Musically speaking, the bands that coheadlined Xcel Energy Center on Saturday had a lot in common. Personality-wise, though, Weezer and the Pixies were as different as Buddy Holly and Mary Tyler Moore.
Weezer came out — get this! — dressed in matching stripes and proceeded to sing "Pork and Beans" as a barbershop quartet. It was a fun start to an 85-minute set that did nothing to lessen the proudly nerdy Los Angeles rockers' growing reputation as a novelty act.
Not only did Weezer play its hotly debated remake of Toto's "Africa," but the quartet also threw in cover songs by Tears for Fears, Black Sabbath and TLC.
Conversely, the Pixies were as no-nonsense as bands get.
Frontman Black Francis (aka Frank Black) did not speak to the crowd once throughout his pioneering Boston quartet's hourlong opening set. Instead, he used up all their time to tear through 22 often manically paced songs where he ripped his throat to shreds. A polite hello from the bald, screaming frontman might've at least saved the young kids in the crowd from having nightmares about him.

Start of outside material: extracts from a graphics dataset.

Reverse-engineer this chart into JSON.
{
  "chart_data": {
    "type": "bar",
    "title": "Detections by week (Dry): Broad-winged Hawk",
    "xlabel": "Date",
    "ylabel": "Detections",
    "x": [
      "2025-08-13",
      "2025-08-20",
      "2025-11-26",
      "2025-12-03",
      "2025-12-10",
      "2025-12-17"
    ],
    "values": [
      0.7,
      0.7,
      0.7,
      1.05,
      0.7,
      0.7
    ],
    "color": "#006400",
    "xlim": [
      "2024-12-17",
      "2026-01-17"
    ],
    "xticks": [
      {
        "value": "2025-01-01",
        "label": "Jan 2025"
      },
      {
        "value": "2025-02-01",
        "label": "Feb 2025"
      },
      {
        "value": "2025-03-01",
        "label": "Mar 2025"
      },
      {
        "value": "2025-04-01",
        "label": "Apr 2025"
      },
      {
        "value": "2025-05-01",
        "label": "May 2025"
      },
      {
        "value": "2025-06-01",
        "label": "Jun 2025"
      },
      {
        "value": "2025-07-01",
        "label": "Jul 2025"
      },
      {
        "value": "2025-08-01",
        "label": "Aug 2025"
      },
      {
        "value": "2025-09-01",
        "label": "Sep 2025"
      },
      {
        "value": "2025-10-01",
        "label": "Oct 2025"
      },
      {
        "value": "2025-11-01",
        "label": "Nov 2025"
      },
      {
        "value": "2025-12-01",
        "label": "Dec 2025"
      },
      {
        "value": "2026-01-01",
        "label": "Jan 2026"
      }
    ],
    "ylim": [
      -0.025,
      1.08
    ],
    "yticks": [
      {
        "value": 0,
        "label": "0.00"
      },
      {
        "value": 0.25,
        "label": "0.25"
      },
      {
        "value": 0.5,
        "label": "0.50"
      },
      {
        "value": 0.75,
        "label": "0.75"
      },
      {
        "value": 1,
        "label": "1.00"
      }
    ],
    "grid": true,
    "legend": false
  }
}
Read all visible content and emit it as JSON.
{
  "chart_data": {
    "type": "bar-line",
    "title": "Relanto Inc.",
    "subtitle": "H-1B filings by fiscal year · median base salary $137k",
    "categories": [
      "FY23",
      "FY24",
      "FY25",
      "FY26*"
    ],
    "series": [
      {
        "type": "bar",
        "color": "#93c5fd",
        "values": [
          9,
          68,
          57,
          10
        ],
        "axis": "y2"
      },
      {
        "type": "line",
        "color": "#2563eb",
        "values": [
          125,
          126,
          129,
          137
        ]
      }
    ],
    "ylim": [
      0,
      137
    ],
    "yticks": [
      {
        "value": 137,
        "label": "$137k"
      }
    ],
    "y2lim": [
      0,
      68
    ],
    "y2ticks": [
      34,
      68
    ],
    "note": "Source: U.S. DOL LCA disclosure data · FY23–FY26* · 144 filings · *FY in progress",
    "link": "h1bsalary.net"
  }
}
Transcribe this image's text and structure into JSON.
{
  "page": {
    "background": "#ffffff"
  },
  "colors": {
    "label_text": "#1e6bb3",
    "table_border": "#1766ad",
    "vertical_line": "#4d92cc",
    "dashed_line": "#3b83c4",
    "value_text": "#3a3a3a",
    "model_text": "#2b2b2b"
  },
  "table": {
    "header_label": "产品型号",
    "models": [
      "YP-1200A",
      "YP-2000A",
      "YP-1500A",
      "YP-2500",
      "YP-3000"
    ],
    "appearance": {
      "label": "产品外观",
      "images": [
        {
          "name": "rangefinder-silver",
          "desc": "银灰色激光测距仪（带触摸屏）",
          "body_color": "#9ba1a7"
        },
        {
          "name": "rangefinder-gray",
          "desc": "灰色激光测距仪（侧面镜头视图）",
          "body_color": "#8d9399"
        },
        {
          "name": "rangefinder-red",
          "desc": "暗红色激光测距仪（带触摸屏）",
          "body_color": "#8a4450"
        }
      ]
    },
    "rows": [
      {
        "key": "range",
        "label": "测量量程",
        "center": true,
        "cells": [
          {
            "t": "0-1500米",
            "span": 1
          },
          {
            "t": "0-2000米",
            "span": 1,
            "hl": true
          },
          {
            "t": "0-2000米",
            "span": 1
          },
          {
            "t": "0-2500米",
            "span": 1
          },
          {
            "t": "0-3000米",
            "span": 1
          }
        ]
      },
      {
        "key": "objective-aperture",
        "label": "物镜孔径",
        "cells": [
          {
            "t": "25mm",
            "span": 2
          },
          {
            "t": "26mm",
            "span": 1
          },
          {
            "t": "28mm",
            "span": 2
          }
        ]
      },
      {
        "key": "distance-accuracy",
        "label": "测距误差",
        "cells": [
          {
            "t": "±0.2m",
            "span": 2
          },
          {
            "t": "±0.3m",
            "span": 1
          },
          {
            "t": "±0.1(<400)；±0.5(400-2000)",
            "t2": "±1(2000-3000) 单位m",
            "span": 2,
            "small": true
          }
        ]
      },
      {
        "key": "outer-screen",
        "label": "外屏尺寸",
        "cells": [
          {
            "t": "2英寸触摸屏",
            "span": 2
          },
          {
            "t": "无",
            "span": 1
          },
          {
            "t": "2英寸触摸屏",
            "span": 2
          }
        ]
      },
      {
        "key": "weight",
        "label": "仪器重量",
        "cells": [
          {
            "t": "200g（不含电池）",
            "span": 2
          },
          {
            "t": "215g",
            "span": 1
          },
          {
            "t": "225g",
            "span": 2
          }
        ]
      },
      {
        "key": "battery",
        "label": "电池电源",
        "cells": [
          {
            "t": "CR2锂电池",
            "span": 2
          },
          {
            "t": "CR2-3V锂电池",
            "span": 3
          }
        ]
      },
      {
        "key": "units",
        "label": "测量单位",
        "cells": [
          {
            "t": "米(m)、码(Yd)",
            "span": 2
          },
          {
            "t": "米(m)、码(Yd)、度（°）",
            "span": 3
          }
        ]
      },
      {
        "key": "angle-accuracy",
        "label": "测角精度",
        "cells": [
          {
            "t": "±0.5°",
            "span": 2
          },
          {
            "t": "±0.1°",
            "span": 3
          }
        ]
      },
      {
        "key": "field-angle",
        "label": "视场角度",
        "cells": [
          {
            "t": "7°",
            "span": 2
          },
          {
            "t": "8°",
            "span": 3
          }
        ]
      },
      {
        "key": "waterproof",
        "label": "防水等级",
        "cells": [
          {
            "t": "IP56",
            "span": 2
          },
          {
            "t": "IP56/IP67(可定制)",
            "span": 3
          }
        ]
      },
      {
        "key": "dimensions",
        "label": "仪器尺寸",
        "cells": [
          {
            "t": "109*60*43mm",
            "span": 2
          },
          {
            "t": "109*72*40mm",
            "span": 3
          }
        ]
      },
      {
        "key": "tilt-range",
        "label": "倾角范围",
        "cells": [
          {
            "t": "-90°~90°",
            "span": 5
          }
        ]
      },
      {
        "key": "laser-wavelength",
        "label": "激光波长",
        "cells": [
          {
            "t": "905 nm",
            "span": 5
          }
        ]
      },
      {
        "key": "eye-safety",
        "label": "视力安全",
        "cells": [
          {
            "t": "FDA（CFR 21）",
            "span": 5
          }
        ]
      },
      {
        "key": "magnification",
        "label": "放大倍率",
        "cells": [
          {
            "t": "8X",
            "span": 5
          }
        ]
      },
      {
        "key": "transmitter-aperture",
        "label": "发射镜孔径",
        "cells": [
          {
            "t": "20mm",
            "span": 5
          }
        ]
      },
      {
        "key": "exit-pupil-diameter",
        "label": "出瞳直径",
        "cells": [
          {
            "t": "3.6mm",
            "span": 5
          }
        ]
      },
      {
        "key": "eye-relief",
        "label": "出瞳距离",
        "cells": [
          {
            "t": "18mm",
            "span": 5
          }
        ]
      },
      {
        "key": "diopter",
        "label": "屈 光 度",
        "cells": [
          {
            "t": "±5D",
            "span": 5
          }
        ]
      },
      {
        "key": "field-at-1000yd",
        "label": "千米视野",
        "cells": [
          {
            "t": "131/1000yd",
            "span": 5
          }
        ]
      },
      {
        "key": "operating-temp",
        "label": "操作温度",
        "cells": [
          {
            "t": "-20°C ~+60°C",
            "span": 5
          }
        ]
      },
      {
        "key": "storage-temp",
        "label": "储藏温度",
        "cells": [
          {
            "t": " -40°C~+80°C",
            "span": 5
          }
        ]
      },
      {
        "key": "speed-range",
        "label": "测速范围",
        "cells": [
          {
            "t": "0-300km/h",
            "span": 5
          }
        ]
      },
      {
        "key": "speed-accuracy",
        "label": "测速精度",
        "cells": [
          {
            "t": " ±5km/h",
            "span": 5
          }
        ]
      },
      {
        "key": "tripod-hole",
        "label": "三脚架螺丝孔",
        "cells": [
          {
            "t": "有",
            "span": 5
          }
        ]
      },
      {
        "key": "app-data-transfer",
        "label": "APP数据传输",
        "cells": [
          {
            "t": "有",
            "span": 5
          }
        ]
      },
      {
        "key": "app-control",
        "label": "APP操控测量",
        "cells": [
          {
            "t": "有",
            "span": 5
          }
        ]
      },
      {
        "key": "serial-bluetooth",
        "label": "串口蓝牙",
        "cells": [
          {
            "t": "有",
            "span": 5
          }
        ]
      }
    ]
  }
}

Despite their divergent performance styles, the two groups combined to make for a rather blissful and blazing rockathon with loads of familiar tunes, at least to the Gen-Xers in attendance. They came from opposite ends of the early-'90s alt-rock boom, but each put their own unique spins on the melodic punk, loud-quiet-loud formula that Nirvana made famous in between them.
Saturday's attendance of 9,000-plus people was comparable to Weezer's prior Twin Cities appearances over the past decade. So their renewed chart success with "Africa" didn't really raise their drawing power — and maybe even hurt it, if you count the prevalent Groupon deals and the Pixies-leaning fans there.
Weezer went all-in on the cover-band shtick, though. Those four songs off its covers LP, "Weezer (Teal Album)," seemed excessive/embarrassing compared to just one off the newer, all-original "Black Album" ("High As a Kite").